Location: Mountains of Vermont, USDA Zone 3
posted 7 years ago
Last week we completed the final pour of concrete which closed in the building. 82 cu-yards of concrete in a mix of poured reinforced concrete and ferro-cement using lots of lathe, wwm, rebar, stainless steel and basalt. Now we can work indoors, finishing off the USDA inspector's office, bathroom and initial cutting room while the cold winds and snows of winter blow outside. Here are some posts with lots of details and photos:
It feels really good to finally have the structural building closed in. It is super insulated and super massive designed for easy cleaning, low maintenance and energy efficiency. We're only a little over budget after four years of work. This winter we anticipate starting to cut meat in our own on-farm butcher shop. We can almost taste the bacon!
It's been wonderful following this project. I'm so glad you were able to get it closed in prior to the first big snowstorm.
We're in Wisconsin, so are unlikely to buy large quantities of pork from y'all, but I can't wait to see how the rest of the project goes. I can see Will going into the gourmet sausage business, selling mixed meat sausages for $9/pound. (My favorite sausage from our own butchering projects this fall was Cole's lamb/pork sausage with dried apricots, dried cranberries and crystallized ginger.)
Our son Will is very interested in the charcuterie, doing the specialty sausages, bacon, hams, fermented meats and such.

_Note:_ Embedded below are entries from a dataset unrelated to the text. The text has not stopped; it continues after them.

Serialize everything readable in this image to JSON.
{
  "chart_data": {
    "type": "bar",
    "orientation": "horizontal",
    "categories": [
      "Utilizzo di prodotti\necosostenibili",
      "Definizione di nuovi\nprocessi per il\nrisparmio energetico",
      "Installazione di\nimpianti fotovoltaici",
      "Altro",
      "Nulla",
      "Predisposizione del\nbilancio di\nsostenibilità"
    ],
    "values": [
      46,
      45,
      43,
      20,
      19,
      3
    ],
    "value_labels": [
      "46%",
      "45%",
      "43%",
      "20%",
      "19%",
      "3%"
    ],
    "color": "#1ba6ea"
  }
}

He's been reading about them and experimenting in small ways in our home kitchen but looks forward to having a facility with a commercial kitchen, fermenting caves, brine room and smokehouse where he can do this stuff for real. After we get the meat cutting up and running sausage follows very quickly. Then next we hope to setup a small smoker and small commercial kitchen. Later we'll expand those once we have the slaughter on-farm too. Baby steps.
I'm sure you've gotten him a copy of Ruhlman's and Pulcyn's excellent book on the topic, Charcuterie? That was my source of information for making 2 full-leg bone in prosciutto 2 hogs ago, and 2 classic american hams with this year's hog. He has a new book, Salumi, but I haven't bought that. Yet.